Scott was always willing to do whatever jobs he could find to support us—
even dressing up as Santa for friends who owned a photography shop.
By our second Christmas, I was expecting our first child and this was our version of
I Saw Mommy Kissing Santa Claus
We were excited, but a baby had not been in our plans and it took me some time to realize I was pregnant. I leave you with the story of how miraculous it felt to be expecting my first child as Christmas approached. I understand this better than when I included this story in A Brave Life, but the miraculous part is even more real to me now that I fully know my story. We were afraid to be parents and excited all at the same time.
Why was I so clueless regarding pregnancy? There’s no real explanation.
One afternoon while teaching kindergarten, nap time found me in an exhausted daze. I decided to “rest” on the big pillow in the book corner and later awoke with a start when a father arrived to pick up his child. Wiping the drool off my face and trying to regain composure, I filled the air with profuse apologies.
Sometime later, after announcing my pregnancy, that same father came to me and asked, “You know when you fell asleep during nap time?”
How could I forget?
“I knew you were pregnant then. There’s just no tired like a pregnant woman.”
Every woman who remembers the pathological exhaustion during pregnancy says amen! I appreciated his compassionate understanding.
Soon after this sleeping and drooling episode, while sitting out in the sun to put some color into my pale skin before being a bridesmaid in a wedding, the exhaustion overcame me again. Heading for the house, knowing how easily my fair skin might burn, I barely got inside the sliding glass door before curling up on the floor, and succumbing once again to the exhaustion.
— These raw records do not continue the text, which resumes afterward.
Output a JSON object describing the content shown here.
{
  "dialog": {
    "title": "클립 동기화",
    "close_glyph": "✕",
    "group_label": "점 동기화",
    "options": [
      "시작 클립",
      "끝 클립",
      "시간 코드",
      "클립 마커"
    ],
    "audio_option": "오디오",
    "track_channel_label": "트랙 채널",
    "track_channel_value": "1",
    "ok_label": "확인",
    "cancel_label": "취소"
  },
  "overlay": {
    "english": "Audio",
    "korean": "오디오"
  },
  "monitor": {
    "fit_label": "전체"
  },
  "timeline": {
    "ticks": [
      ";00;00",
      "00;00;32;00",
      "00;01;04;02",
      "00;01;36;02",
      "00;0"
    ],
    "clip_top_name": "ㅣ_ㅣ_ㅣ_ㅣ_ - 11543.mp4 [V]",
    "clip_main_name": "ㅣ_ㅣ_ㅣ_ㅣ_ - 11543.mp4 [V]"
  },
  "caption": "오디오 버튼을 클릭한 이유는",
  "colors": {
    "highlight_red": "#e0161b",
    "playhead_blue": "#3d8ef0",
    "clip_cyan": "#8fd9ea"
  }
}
Scott arrived home from work and found me passed out on the floor.
“Janyne! Are you OK?”
Poor guy. What a scare. But this level of exhaustion baffled me.
On our first anniversary, we went to Disneyland and rode all the rides with “Do Not Ride if Pregnant” signs. During the Electrical Parade, I had to acquiesce and sit on the ground right in the middle of the crowd. Pregnancy still didn’t occur to me as the cause. Then one day I happened to mention to a friend’s mother about a weird brown spot on my forehead.
“Let me see that,” she said. After a short inspection of the spot, she proclaimed, “Janyne! You’re pregnant!”
Suddenly, it all made sense. And best of all, the impossible was possible. Surely God did love me!
My uncharacteristically full-bosomed look at the wedding required alterations after my pre-ordered dress arrived. I crammed myself into the “We’ve adjusted it as large as we can” dress which never fit again. If the awareness of pregnancy had continued to evade me, how would I have explained the tight bodice?
As Christmas approached, being pregnant felt no less a miracle than the birth of Jesus. Becoming a mother terrified me but also made me determined to be the mother this child needed—the mother I didn’t have.
Oh yes, this child was a gift. And absolutely wanted!
Today concludes this portion of the We Do Therapy Series. Thank you for following along on our eclectic adventures. Thursdays will continue to be my “wild card” day, just not connected to this series.